Superintendent expects IB to cost less than original projection
By Bayne Hughes
DAILY Education Writer
firstname.lastname@example.org · 340-2432
Implementing world-class education programs is expensive, but Superintendent Sam Houston said he doesn't expect implementation of the International Baccalaureate programs to reach his original $1 million cost projection.
Chief Financial Officer Melanie Maples said the system spent about $351,000 in the past two years on IB application fees and teacher training. She budgeted $120,000 for the 2007 fiscal year, having already spent $52,962.
Austin and Decatur high schools began offering the IB Diploma Program, an honors program for juniors and seniors, this school year.
Brookhaven, Cedar Ridge and Oak Park middle schools and the two high schools are implementing the IB Middle Years Program for grades 6-10. Benjamin Davis and Leon Sheffield magnet elementary schools are implementing the IB Primary Years Program.
"As we get into it, we're learning the actual costs and we're able to ask questions, so I don't think it's going cost nearly as much as our first estimates," Houston said.
So far, the system spent just over $325,000 to send 191 teachers on 11 trips, including travel and expenses. Director of Curriculum and Professional Development Jeanne Payne said they went to eight sites throughout the United States since 2005. Most sites are in the South, including Atlanta, Houston and St. Petersburg, Fla.
The farthest away are in Danvers, Mass., and Cleveland.
Payne said she is trying get teachers into six planned training sessions. Another group leaves Friday for Houston.
Payne said most of the programs' costs are in initial training expenses. She's hoping to get 80 percent of middle- and high-school teachers trained before the end of this school year. Training new teachers, updating training and yearly IB fees will be the main expenses after completing initial implementation.
'Great quality training'
"I believe that quality professional development is such a good investment," Payne said. "And this really is great quality training."
Payne said she tried to schedule training as close to home as possible. She inquired about the possibility of holding training in Decatur, although she said she likes the interaction Decatur's educators get with educators from other locales.
She said IB has 14 training sites, and the potential hosts must bid yearly to get a site. An IB official told her that the organization usually has a waiting list for possible hosts.
Beverly Boy teaches seventh-grade language arts at Oak Park. She went to IB training in Houston in February 2004. She said IB required teachers to plan a teaching unit at the training.
"I loved it," Boy said. "I thought this is the kind of training I want to help improve my teaching. I don't know of any teacher who went who didn't think that this was the best training. We should be doing this whether we're IB or not."
Boy said she likes IB because she believes students will learn "analysis, application, synthesis and evaluation" instead of the more familiar memorization and repetition. She thinks this will help Decatur raise its standardized test scores because they have better comprehension of the things they learn.
"This will reach every child, from the special ed student to the honors student," Boy said.

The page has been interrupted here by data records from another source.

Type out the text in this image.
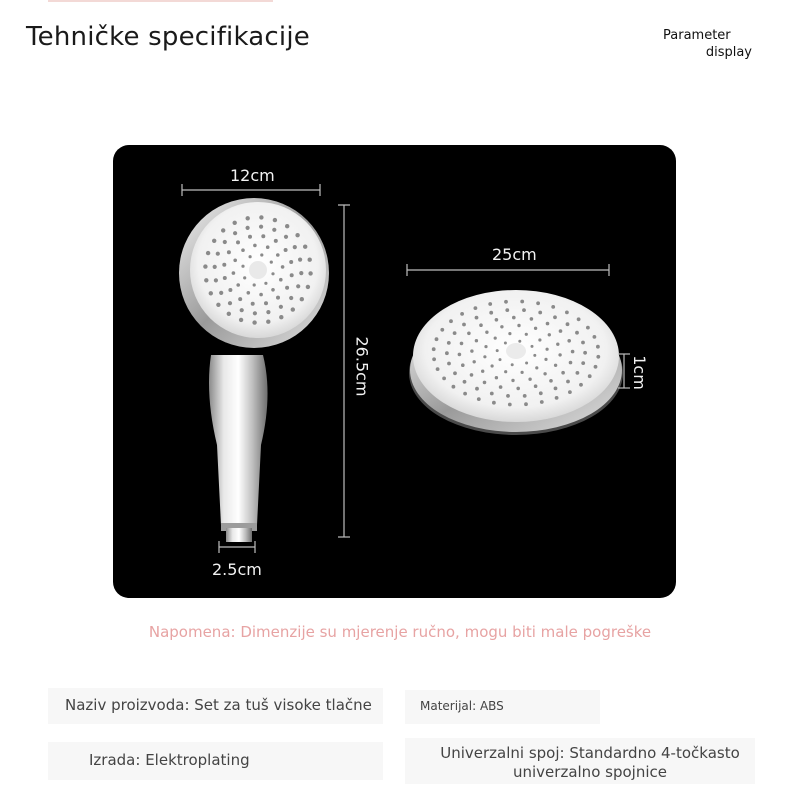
Tehničke specifikacije	Parameter
display
12cm
26.5cm
2.5cm
25cm
1cm
Napomena: Dimenzije su mjerenje ručno, mogu biti male pogreške
Naziv proizvoda: Set za tuš visoke tlačne	Materijal: ABS
Izrada: Elektroplating	Univerzalni spoj: Standardno 4-točkasto
univerzalno spojnice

Payne said IB also requires teachers of different subjects and grades to work together on lesson plans.
Teachers leave Friday morning and return Monday. Some teachers complained that they had to give up a weekend, with no off days the following week, and attend a clinic in which their only pay was the travel and training expenses.
Boy said she didn't mind attending the clinic unpaid. "I didn't expect to get paid, and they paid for everything."